HTML → Strip boilerplate → Extract blocks → Segment sentences
                                                    ↓
                                              BM25 + Heuristics
                                                    ↓
                                            Rank → Select anchors
                                                    ↓
                                      Expand context → Deduplicate
                                                    ↓
                                          Assemble excerpts (budget)

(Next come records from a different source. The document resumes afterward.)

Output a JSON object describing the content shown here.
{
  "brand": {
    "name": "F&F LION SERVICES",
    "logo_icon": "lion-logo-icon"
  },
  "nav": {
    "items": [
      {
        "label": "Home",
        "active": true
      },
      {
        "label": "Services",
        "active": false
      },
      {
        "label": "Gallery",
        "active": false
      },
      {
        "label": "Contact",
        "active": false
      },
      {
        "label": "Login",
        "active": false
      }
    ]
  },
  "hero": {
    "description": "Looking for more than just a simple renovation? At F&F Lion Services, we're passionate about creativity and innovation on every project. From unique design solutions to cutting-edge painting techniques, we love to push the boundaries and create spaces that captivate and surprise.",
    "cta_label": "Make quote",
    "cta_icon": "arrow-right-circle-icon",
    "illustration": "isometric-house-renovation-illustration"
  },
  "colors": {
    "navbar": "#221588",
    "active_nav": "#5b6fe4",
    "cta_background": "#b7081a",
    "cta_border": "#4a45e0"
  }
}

Preprocess: Strip scripts, styles, nav, ads, and boilerplate
Segment: Extract blocks (headings, paragraphs, lists, code) into sentences
Quality gate: Reject low-quality pages (too few sentences, mostly fragments)
Score: BM25 for term relevance + 9 structural heuristics
Select: Pick top sentences with position/content diversity
Expand: Build context around anchors, respecting section boundaries
Assemble: Fit excerpts within character budget

Performance

Token efficiency

Compared to fetching raw HTML/markdown and sending it to context:

| Metric | Raw fetch | peeky-search | |--------|-----------|--------------| | Content per page | 30-80KB | 1-4KB | | Tokens per page | ~15,000-40,000 | ~500-2,000 | | 5-page search | ~200KB, ~50k tokens | ~12KB, ~3,000 tokens |

~95% reduction vs raw HTML fetching. Built-in web search also compresses content (via summarization), but uses a hidden LLM call to do it - peeky achieves similar token counts with pure IR, no intermediate model.

Speed

Extraction: ~20-50ms per page (pure computation, no LLM)
Search: ~3-4s total for 5 pages (network-bound)
No hidden costs: What you see is what you pay for

Scoring System

BM25 (weight: 0.6): Classic term frequency-inverse document frequency.

Heuristics (weight: 0.4):

| Metric | Weight | What it measures | |--------|--------|------------------| | headingPath | 0.17 | Query terms in section headings | | coverage | 0.16 | IDF-weighted term coverage | | proximity | 0.14 | How close query terms appear | | headingProximity | 0.11 | Distance to matching heading | | structure | 0.11 | Block type (headings, code valued higher) | | density | 0.09 | Query term concentration | | outlier | 0.09 | Anomaly detection for high-value sentences | | metaSection | 0.08 | Penalizes intro/conclusion/meta content | | position | 0.05 | Early content bonus |

Extraction Modes

strict: For single-page extraction. Requires strong multi-term matches.
search: For multi-page search. Looser thresholds, accepts partial matches.

Configuration

Pipeline Defaults

{
  bm25Weight: 0.6,
  heuristicWeight: 0.4,
  maxAnchors: 5,
  minScore: 0.25,
  diversityThreshold: 0.4,
  contextBefore: 5,
  contextAfter: 8,
  maxExcerpts: 3,
  charBudget: 6000
}

MCP Defaults

{
  searxngUrl: "http://localhost:8888",
  maxResults: 5,
  timeout: 5000,
  perPageCharBudget: 3000,
  totalCharBudget: 12000
}

Tips

Disable built-in web search

Models may default to their built-in web search tool if it's enabled. To ensure the model uses peeky-search:

Claude Code: Disable web search in settings, or the model will prefer WebSearch over MCP tools
Other clients: Check if built-in web/browser tools can be disabled

Add a rule or memory

Some models won't recognize MCP tools unless explicitly instructed. Add a rule like:

Use peeky_web_search for web searches. Use peeky_fetch_page to read URLs.